Ahora bien, cuidado: no cualquier persona puede proclamar mentiras; se requieren unas condiciones previas que exigen al mentiroso, por un lado, carecer de escrúpulos, de convicciones firmes, de normas personales básicas, de ética y ser inmune a la crítica, a la evidencia y al sonrojo; por otro, mucha ambición, interés propio, desprecio de la moral y un colosal sentimiento mesiánico, casi enfermizo, que le lleve a creer que no hay mejor opinión y mentira que la suya. Ah, y algo muy importante: también precisa de una corte de adeptos fanáticos dispuestos a aplaudir, repetir y explicar sin fisuras las mismas consignas y mentiras ungidas por el corifeo.
Pues bien, una mentira bien planteada en forma de promesa y con aspecto de verdad en el foro adecuado (entrevistas, ruedas de prensa, programas y mítines electorales, debates parlamentarios, declaraciones solemnes…), con vistas a la obtención de un fin, nunca obliga a su cumplimiento, si es el caso, precisamente por ser mentira. Conseguido el fin perseguido, se olvidará con facilidad, pues, por alguna razón, la mentira solo queda en el imaginario colectivo a título de inventario, sin que pueda perjudicar, a largo plazo, su revelación.
Ser firme y reiterativo en la mentira evita posterior frustración y desengaños en el creyente, pues este ya sabe que ni puede otorgar crédito a quien la formule ni esperar nada de él, conocedor como debe ser de que, en efecto, puede ser y es mentira todo lo que diga el mentiroso. Es preciso, pues, mentir de continuo para llegar a esa especie de 'nirvana' de la falsedad.
Un beneficio no menor de la mentira es que puede desmentirse en cualquier momento que interese al mentiroso: no habrá de importarle lo que haya dicho antes ni que hemerotecas, radios, televisiones o diarios de sesiones desdigan sus palabras; nuevas e infundadas afirmaciones lavarán el rubor de las anteriores y serán las que cuenten en adelante, porque las circunstancias cambian y las mentiras con ellas sin que aflore bochorno alguno.
La mentira justifica plenamente la transgresión de cualquier principio, propio o colectivo, por lo que el político no tendrá obligación ética alguna de respetarlo. Al contrario, conculcarlo será señal de evolución y progresía, porque no se puede vivir anclado en las ideas del pasado, por probadamente buenas que sean. Esto causará enfado y gran rabieta en el oponente, que desgastará sus fuerzas en denunciar con toda razón las mentiras pasadas, sin avizorar las presentes ni, mucho menos, las futuras que ya se estén fraguando.

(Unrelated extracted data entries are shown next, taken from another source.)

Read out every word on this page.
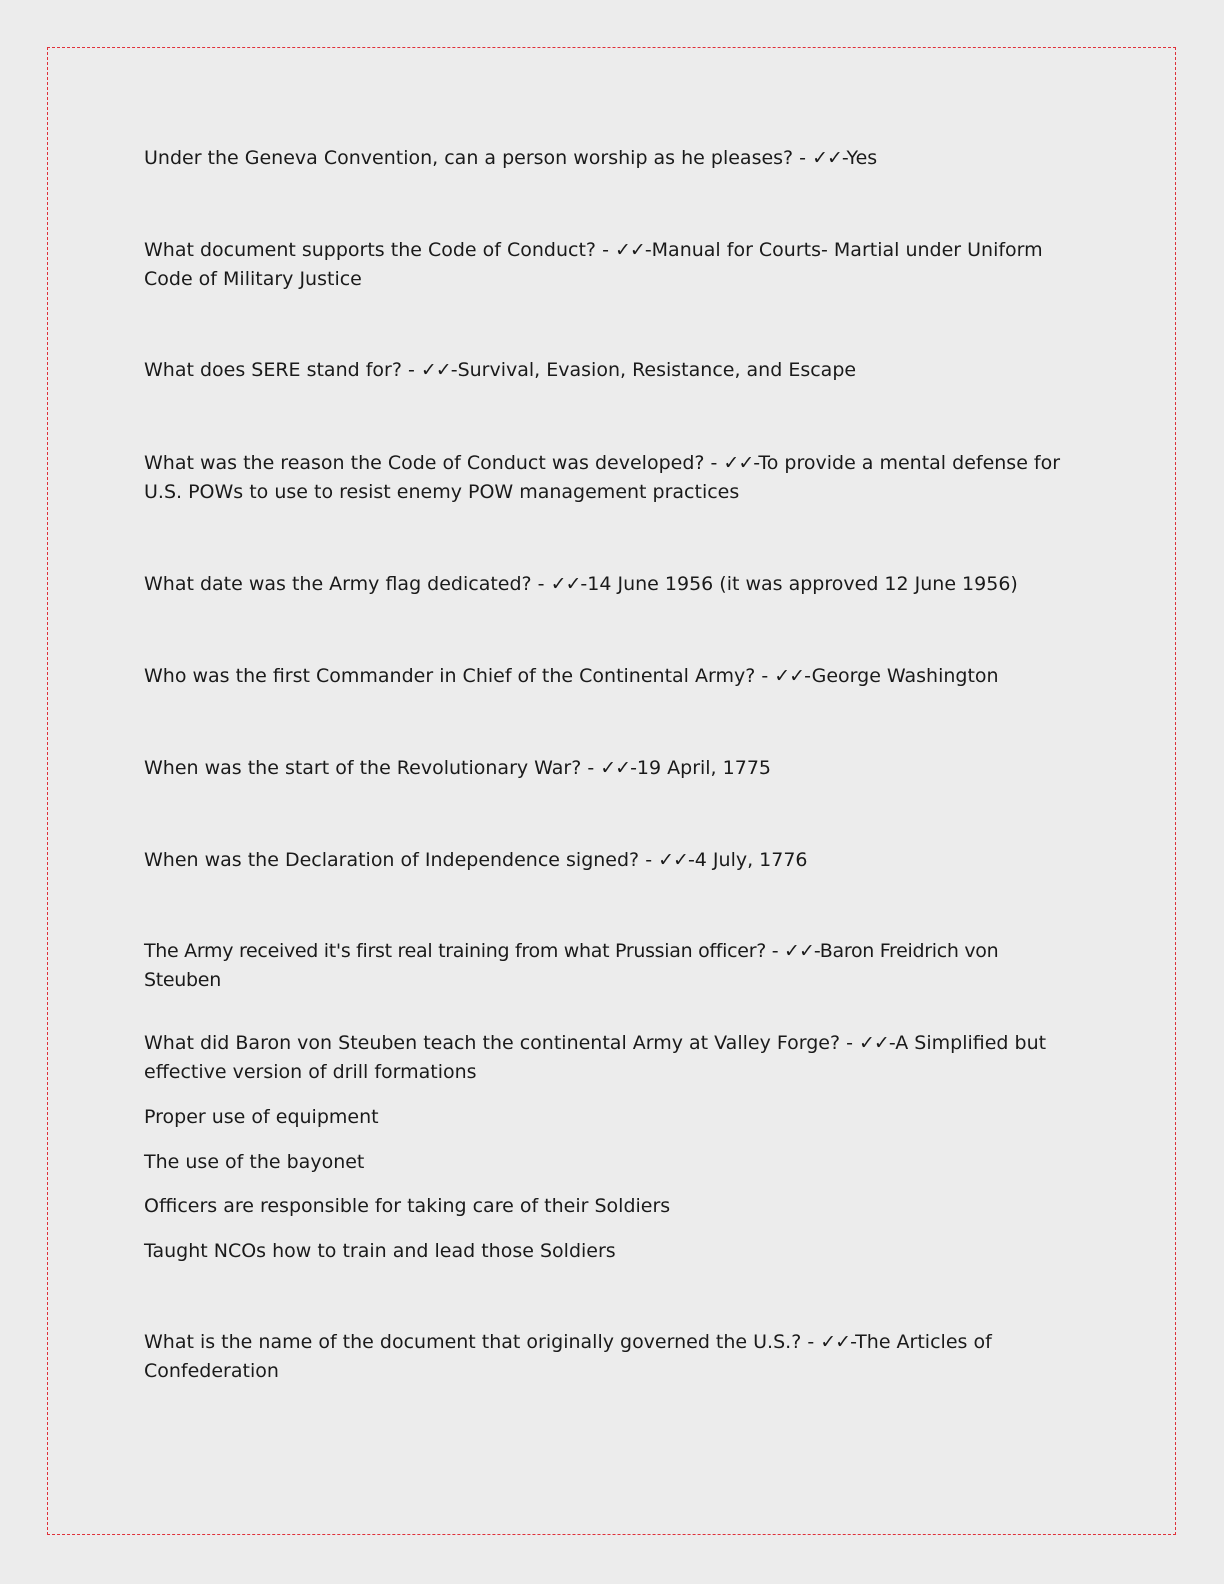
Under the Geneva Convention, can a person worship as he pleases? - ✓✓-Yes

What document supports the Code of Conduct? - ✓✓-Manual for Courts- Martial under Uniform Code of Military Justice

What does SERE stand for? - ✓✓-Survival, Evasion, Resistance, and Escape

What was the reason the Code of Conduct was developed? - ✓✓-To provide a mental defense for U.S. POWs to use to resist enemy POW management practices

What date was the Army flag dedicated? - ✓✓-14 June 1956 (it was approved 12 June 1956)

Who was the first Commander in Chief of the Continental Army? - ✓✓-George Washington

When was the start of the Revolutionary War? - ✓✓-19 April, 1775

When was the Declaration of Independence signed? - ✓✓-4 July, 1776

The Army received it's first real training from what Prussian officer? - ✓✓-Baron Freidrich von Steuben

What did Baron von Steuben teach the continental Army at Valley Forge? - ✓✓-A Simplified but effective version of drill formations

Proper use of equipment

The use of the bayonet

Officers are responsible for taking care of their Soldiers

Taught NCOs how to train and lead those Soldiers

What is the name of the document that originally governed the U.S.? - ✓✓-The Articles of Confederation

Los principios no existen cuando se trata de salvaguardar un bien superior y hasta supremo, como lo es el personal del mentiroso.
Y si el descubrimiento de la mentira le resulta indiferente al mentiroso, acostumbrado como están la sociedad y él mismo a ello, imputar mentiras al rival, aunque sean mentiras, tendrá el cruel resultado de igualarlo a él y, por lo tanto, devastarlo y destrozar sus argumentos. Se percibirán, así, como buenas, comprensibles y necesarias las mentiras propias y asumidas y como perversas y movidas por fines espurios las imputadas a los demás.
En fin, llegada la hora de rendir cuentas, lo que siempre ocurre, admitir mentiras evidentes y disfrazarlas de dignísima honradez puede volverse a favor del mentiroso, que siempre alegará obligación debida a un contexto inesperado de altos vuelos, opaco para oposición y vulgo, afortunado beneficiario del buen quehacer del mentiroso.
Como ves, no se entiende la mala fama de la mentira; y, al revés, debidamente usada y administrada, practicada como arma política con perseverancia y sentido de la oportunidad, siempre tendrá disculpa y aceptación. El único problema que puede acarrear la mentira es que, por bien que se forje, manipule y ejecute, suele tener efectos perversos en la realidad, que es muy tozuda y tiende no ya a persistir tal cual es, sino incluso a empeorar de modo difícilmente reversible. ¿No es verdad?